In this context, the government came up with a slew of measures attempting to empower the network of cooperatives beginning with a scheme providing for 4% interest subvention on working capital loan to support Dairy Cooperatives and Farmer Producer Organizations during the COVID lockdown under which Rs. 333 crores have been released to the National Dairy Development Board (NDDB) to leverage working capital loan of Rs. 24,000 crore.
Further, dairy farmers struggle from challenges brought about on account of unreliable electricity supply. Consequently, over 3 percent of milk produced gets wasted. To remedy this, the Dairy Processing and Infrastructure Development Scheme was announced with the objective of providing loan assistance to Dairy Cooperatives and Farmer Producer Organisations across the country. DIDF seeks to upgrade the entire dairy value chain in the country by incentivising projects focused on infrastructure development.
In the past few decades, the private sector has played a formidable role in the dairy processing infrastructure. Currently, there is a processing infrastructure gap of about 120-130 MMT, which translates into an investment potential of approximately ₹20,000 crore.

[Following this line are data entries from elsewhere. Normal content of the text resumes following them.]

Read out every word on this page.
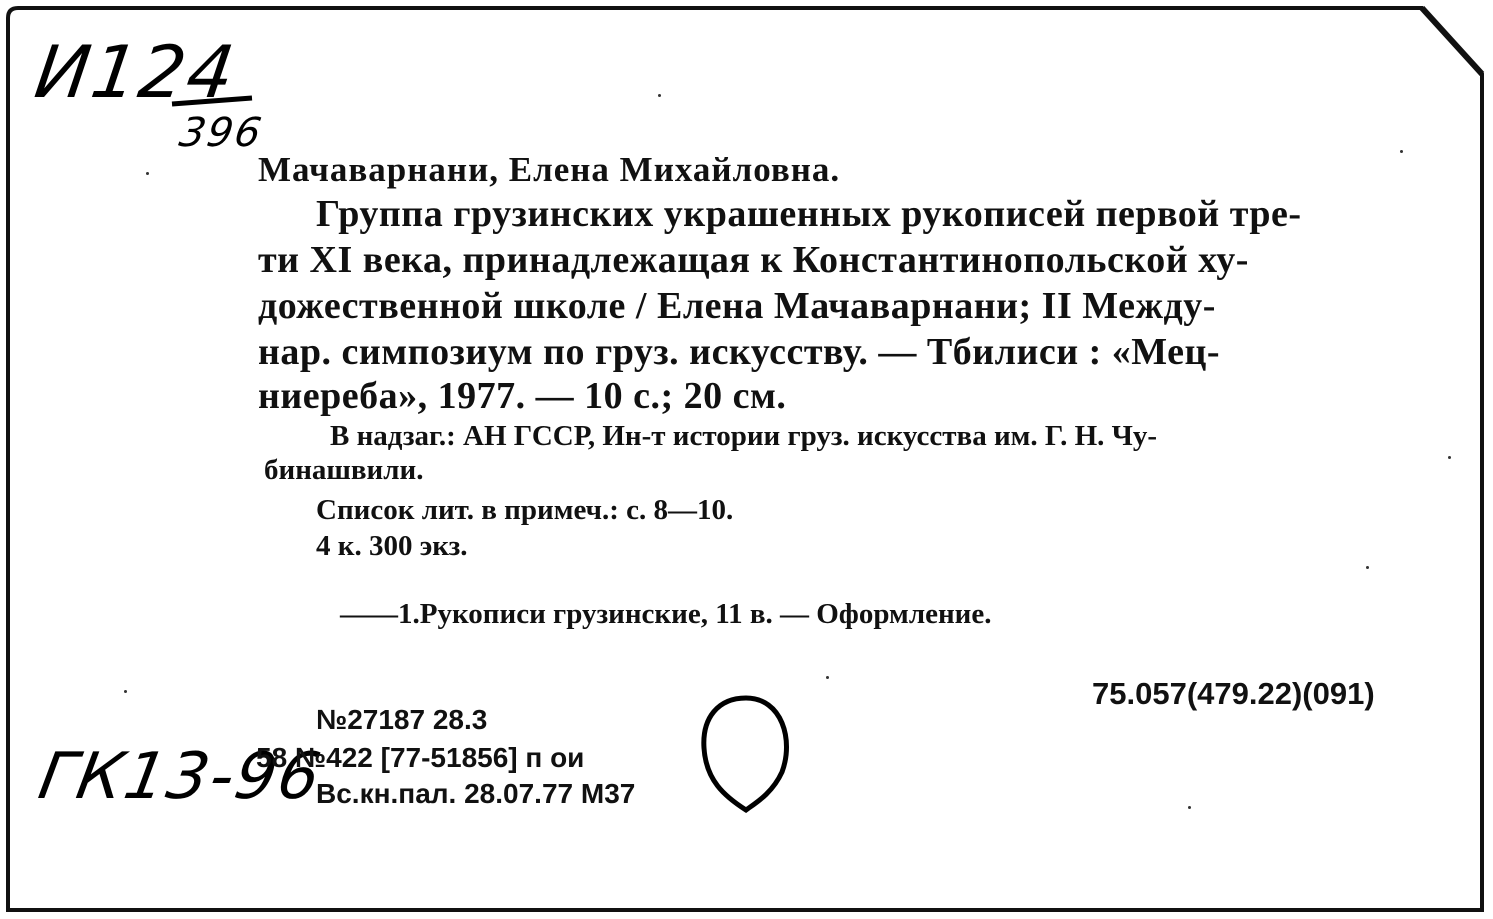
И124
396
ГК13-96
Мачаварнани, Елена Михайловна.
Группа грузинских украшенных рукописей первой тре-
ти XI века, принадлежащая к Константинопольской ху-
дожественной школе / Елена Мачаварнани; II Междy-
нар. симпозиум по груз. искусству. — Тбилиси : «Мец-
ниереба», 1977. — 10 с.; 20 см.
В надзаг.: АН ГССР, Ин-т истории груз. искусства им. Г. Н. Чу-
бинашвили.
Список лит. в примеч.: с. 8—10.
4 к. 300 экз.
——1.Рукописи грузинские, 11 в. — Оформление.
75.057(479.22)(091)
№27187 28.3
58 №422 [77-51856] п ои
Вс.кн.пал. 28.07.77 М37
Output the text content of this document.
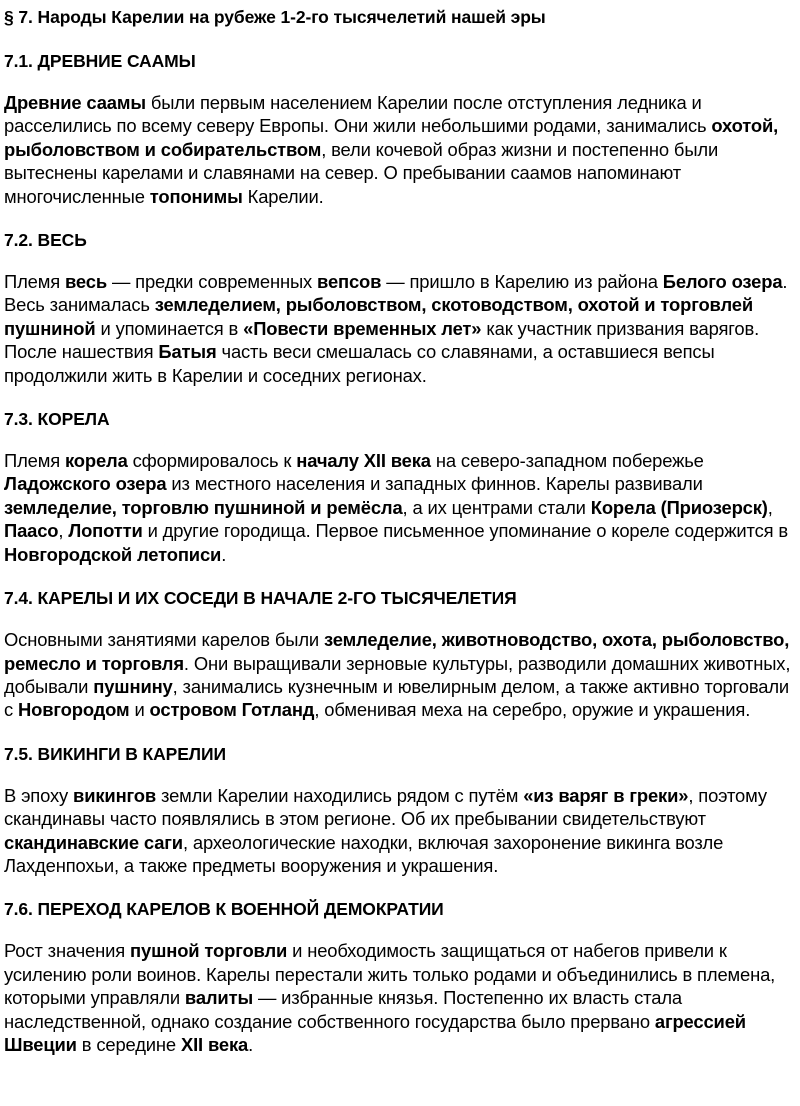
§ 7. Народы Карелии на рубеже 1-2-го тысячелетий нашей эры
7.1. ДРЕВНИЕ СААМЫ
Древние саамы были первым населением Карелии после отступления ледника и расселились по всему северу Европы. Они жили небольшими родами, занимались охотой, рыболовством и собирательством, вели кочевой образ жизни и постепенно были вытеснены карелами и славянами на север. О пребывании саамов напоминают многочисленные топонимы Карелии.
7.2. ВЕСЬ
Племя весь — предки современных вепсов — пришло в Карелию из района Белого озера. Весь занималась земледелием, рыболовством, скотоводством, охотой и торговлей пушниной и упоминается в «Повести временных лет» как участник призвания варягов. После нашествия Батыя часть веси смешалась со славянами, а оставшиеся вепсы продолжили жить в Карелии и соседних регионах.
7.3. КОРЕЛА
Племя корела сформировалось к началу XII века на северо-западном побережье Ладожского озера из местного населения и западных финнов. Карелы развивали земледелие, торговлю пушниной и ремёсла, а их центрами стали Корела (Приозерск), Паасо, Лопотти и другие городища. Первое письменное упоминание о кореле содержится в Новгородской летописи.
7.4. КАРЕЛЫ И ИХ СОСЕДИ В НАЧАЛЕ 2-ГО ТЫСЯЧЕЛЕТИЯ
Основными занятиями карелов были земледелие, животноводство, охота, рыболовство, ремесло и торговля. Они выращивали зерновые культуры, разводили домашних животных, добывали пушнину, занимались кузнечным и ювелирным делом, а также активно торговали с Новгородом и островом Готланд, обменивая меха на серебро, оружие и украшения.
7.5. ВИКИНГИ В КАРЕЛИИ
В эпоху викингов земли Карелии находились рядом с путём «из варяг в греки», поэтому скандинавы часто появлялись в этом регионе. Об их пребывании свидетельствуют скандинавские саги, археологические находки, включая захоронение викинга возле Лахденпохьи, а также предметы вооружения и украшения.
7.6. ПЕРЕХОД КАРЕЛОВ К ВОЕННОЙ ДЕМОКРАТИИ
Рост значения пушной торговли и необходимость защищаться от набегов привели к усилению роли воинов. Карелы перестали жить только родами и объединились в племена, которыми управляли валиты — избранные князья. Постепенно их власть стала наследственной, однако создание собственного государства было прервано агрессией Швеции в середине XII века.
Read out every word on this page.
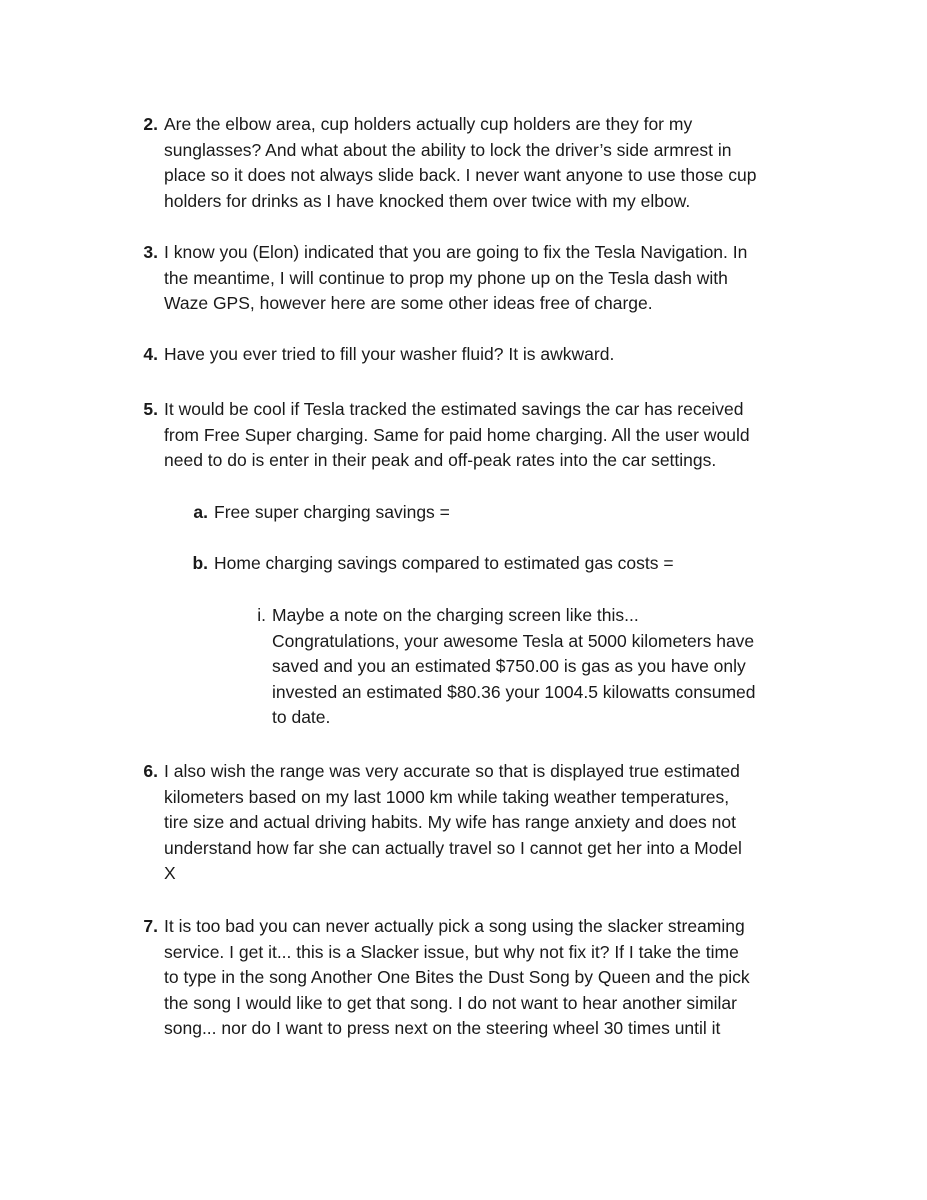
2. Are the elbow area, cup holders actually cup holders are they for my
sunglasses? And what about the ability to lock the driver’s side armrest in
place so it does not always slide back. I never want anyone to use those cup
holders for drinks as I have knocked them over twice with my elbow.
3. I know you (Elon) indicated that you are going to fix the Tesla Navigation. In
the meantime, I will continue to prop my phone up on the Tesla dash with
Waze GPS, however here are some other ideas free of charge.
4. Have you ever tried to fill your washer fluid? It is awkward.
5. It would be cool if Tesla tracked the estimated savings the car has received
from Free Super charging. Same for paid home charging. All the user would
need to do is enter in their peak and off-peak rates into the car settings.
a. Free super charging savings =
b. Home charging savings compared to estimated gas costs =
i. Maybe a note on the charging screen like this...
Congratulations, your awesome Tesla at 5000 kilometers have
saved and you an estimated $750.00 is gas as you have only
invested an estimated $80.36 your 1004.5 kilowatts consumed
to date.
6. I also wish the range was very accurate so that is displayed true estimated
kilometers based on my last 1000 km while taking weather temperatures,
tire size and actual driving habits. My wife has range anxiety and does not
understand how far she can actually travel so I cannot get her into a Model
X
7. It is too bad you can never actually pick a song using the slacker streaming
service. I get it... this is a Slacker issue, but why not fix it? If I take the time
to type in the song Another One Bites the Dust Song by Queen and the pick
the song I would like to get that song. I do not want to hear another similar
song... nor do I want to press next on the steering wheel 30 times until it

If the infrastructure needs for milk processing and distribution are included, then the overall potential investment opportunity is to the tune of Rs. 1,40,000 crore across the dairy value chain. Considering this, Department of Animal Husbandry & Dairying has come up with a flagship scheme for private companies and entrepreneurs in the form of the Animal Husbandry Infrastructure Development Fund (AHIDF) to provide interest subvention on loan for setting up of processing units related to dairy products, meat products, and animal feed. Credit guarantee is an important risk mitigating tool which provides cushion to the lender for lending to MSMEs.
Hence, a credit guarantee fund of Rs 750 crores has been established to provide guaranteed coverage for AHIDF loans up to 25% of the principal loan made available to the borrower. To plug the deficiencies in the value chain, the AHIDF has been revised to extend the scheme to infrastructure related to breed improvement technology, vaccine manufacturing and waste to wealth.
Some of the prime challenges facing our livestock sector pertains to the low productivity levels and lack of affordable quality feed and fodder. Hence, to extend support to farmers in this area, new initiatives have been announced for providing capital subsidy to entrepreneurs towards breed multiplication farms related to cattle, buffalo, sheep, goat, pig and commercial backyard poultry hatcheries. Similarly, a 50% capital subsidy scheme is also being implemented for those rural fodder entrepreneurs who are looking for an opportunity to set up facilities related to affordable quality feed supply to livestock farmers. Such programmes of capital subsidy and interest subvention can ensure easy availability of bank loans to livestock farmers.
To boost credit availability, earmarking of term loan for banking institutions under ground level credit targets for livestock related activities was announced in the budget of 2021. Based on 192% achievement of 2021-22 targets, similar earmarking has also been done both for term loan and working capital loan for 2022-23. All such recent measures taken by the Government are thus enhancing credit availability in the livestock sector which in turn would result in a multiplier effect towards entrepreneurship development and wealth creation in rural India.